Dr. Biswarup Pathak, FNASc, FRSc
Associate Editor for ACS Applied Materials & Interfaces
Department of Chemistry
PoD Building, Room Number: 1A 724
Phone (Office): 0731-660-3348; Lab:5157
Email: biswarup[at]iiti.ac.in and biswarup.pathak[at]gmail.com



Research Areas

Our research group is dedicated to tackling pressing problems for the nation and the world at large using advanced computational modeling and machine learning techniques applied to nanomaterials, particularly nanoclusters. Our efforts have yielded significant contributions in key areas such as energy, catalysis, and bio-applications within a remarkably short timeframe.

Nanoclusters/Catalysis: Our group focuses on studying the catalytic activity of small-sized nanoclusters (~1-2 nm) with specific surface facets (e.g., 111, 100). Contrary to conventional wisdom, our research, as outlined in our review articles (WIREs Computational Molecular Science, 1508, 1, 2021), reveals that catalytic activity is not solely dependent on the number of unsaturated sites. In fact, excessive unsaturation can lead to surface poisoning, thereby diminishing catalyst performance. Furthermore, we have highlighted the significance of cluster fluxionality, especially in nanoclusters smaller than 1 nm. These findings provide crucial atomic-level insights into the mechanisms underlying the superior catalytic activity of nanoclusters compared to their bulk counterparts, promising significant impact within the scientific community.

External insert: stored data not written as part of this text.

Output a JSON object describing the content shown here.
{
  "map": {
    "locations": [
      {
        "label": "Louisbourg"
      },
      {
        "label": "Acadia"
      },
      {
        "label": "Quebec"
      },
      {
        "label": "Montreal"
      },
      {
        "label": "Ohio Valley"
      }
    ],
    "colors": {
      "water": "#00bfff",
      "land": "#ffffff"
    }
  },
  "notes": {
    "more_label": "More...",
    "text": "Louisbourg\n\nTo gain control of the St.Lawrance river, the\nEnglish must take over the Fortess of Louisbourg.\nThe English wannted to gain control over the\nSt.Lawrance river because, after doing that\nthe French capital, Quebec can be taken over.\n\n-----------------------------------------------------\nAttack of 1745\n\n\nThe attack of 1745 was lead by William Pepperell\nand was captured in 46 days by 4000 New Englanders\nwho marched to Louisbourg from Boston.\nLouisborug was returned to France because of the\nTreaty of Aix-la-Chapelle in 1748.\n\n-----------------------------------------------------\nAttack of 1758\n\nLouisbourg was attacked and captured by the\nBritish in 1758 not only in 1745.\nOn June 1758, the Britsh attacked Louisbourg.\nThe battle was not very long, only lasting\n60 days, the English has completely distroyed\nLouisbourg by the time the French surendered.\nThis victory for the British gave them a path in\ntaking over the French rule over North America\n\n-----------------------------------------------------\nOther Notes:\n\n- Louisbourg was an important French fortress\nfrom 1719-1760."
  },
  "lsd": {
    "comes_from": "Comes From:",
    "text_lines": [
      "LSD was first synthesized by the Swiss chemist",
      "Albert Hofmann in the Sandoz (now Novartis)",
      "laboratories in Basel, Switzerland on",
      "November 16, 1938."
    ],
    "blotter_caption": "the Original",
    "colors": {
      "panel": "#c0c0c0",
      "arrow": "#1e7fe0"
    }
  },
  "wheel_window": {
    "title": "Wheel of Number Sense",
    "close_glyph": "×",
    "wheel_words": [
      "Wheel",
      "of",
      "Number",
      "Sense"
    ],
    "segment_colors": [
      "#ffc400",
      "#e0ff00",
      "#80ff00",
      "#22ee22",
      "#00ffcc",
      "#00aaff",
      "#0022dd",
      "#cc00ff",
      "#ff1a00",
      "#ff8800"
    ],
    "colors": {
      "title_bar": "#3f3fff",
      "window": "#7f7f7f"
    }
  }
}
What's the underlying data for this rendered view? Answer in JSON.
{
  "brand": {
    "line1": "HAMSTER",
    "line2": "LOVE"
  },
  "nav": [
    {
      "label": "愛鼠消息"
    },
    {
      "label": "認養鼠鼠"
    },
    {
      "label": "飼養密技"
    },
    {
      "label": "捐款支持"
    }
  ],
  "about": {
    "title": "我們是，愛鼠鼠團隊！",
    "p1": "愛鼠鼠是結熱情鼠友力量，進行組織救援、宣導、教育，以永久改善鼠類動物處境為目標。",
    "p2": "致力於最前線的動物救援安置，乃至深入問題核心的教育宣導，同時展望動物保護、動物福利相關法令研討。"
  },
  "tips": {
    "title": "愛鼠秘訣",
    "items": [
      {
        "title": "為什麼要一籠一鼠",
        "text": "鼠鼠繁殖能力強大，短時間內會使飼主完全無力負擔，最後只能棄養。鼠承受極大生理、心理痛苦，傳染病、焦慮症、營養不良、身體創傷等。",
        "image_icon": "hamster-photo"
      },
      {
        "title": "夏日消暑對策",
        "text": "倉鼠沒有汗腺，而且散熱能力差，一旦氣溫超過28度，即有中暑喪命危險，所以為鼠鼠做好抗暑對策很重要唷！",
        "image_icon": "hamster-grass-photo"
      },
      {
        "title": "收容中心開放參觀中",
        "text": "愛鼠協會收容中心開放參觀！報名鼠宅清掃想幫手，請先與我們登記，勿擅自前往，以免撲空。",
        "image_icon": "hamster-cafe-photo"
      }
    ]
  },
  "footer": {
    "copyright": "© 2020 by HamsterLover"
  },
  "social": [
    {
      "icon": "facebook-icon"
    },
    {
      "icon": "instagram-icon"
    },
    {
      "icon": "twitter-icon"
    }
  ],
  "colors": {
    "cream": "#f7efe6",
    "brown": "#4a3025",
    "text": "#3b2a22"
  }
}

Dual-ion Batteries: Our research group is actively involved in the computational design of nanomaterials for energy applications, with a particular focus on dual-ion batteries (DIBs). We specialize in developing nanomaterial-based electrodes tailored for DIBs and compare their performance with bulk systems. In 2017, our group introduced the staging mechanisms of dual-ion batteries, a seminal contribution published in Physical Chemistry Chemical Physics (19, 7980, 2017), which has been widely cited (~150 times). This pioneering work garnered significant interest in the scientific community, leading to a collaboration with Prof. Maksym V. Kovalenko's group at ETH Zurich, Switzerland. Together, we successfully developed a high-voltage dual-ion battery (DIB) achieving 4.7 V, as reported in Nature Communications (9, 4469, 2018), which has been cited over 100 times. Subsequently, we have continued to advance the field by proposing staging mechanisms for dual-ion batteries, elucidating solid-electrolyte phase formation mechanisms, and designing nanostructured electrode materials specifically for DIBs. Through these efforts, we aim to drive forward the development of efficient energy storage solutions using computational insights and innovative nanomaterial designs, contributing significantly to the field of battery technology.

DNA Sequencing: Since 2012, our research team has focused on advancing solid nanopores for ultrafast DNA sequencing, a promising technique for rapid genetic analysis. The recent COVID-19 pandemic underscored the critical need for swift DNA sequencing technologies. Our work includes employing computational methods such as transverse and ionic currents for third-generation sequencing of DNA and proteins. Our significant contributions, featured in publications like the Nano Letter (2023) and ACS Materials Letters (2023), as well as Digital Discovery (2023), have garnered considerable attention within the scientific community.

Machine Learning: Our primary focus is to elucidate the behaviors of nanoclusters and nanomaterials critical to various applications using Machine Learning (ML) and Artificial Intelligence (AI). These materials are renowned for their exceptional catalytic activities across diverse reactions. Leveraging ML techniques, we've conducted extensive screening of high-entropy catalysts to predict their efficacy and product selectivity in CO2 reduction reactions. Our approach employs supervised learning methodologies tailored to our expertise in this domain, demonstrating their utility in catalyst screening. Our research highlights the capability of ML to not only assess CO2 reduction catalysts but also predict product selectivity. In a recent study, we observed that alloy-based catalysts, particularly ternary and quaternary alloys, exhibit higher efficiency in achieving methanol selectivity compared to high-entropy alloy counterparts. These findings are detailed in our latest publications.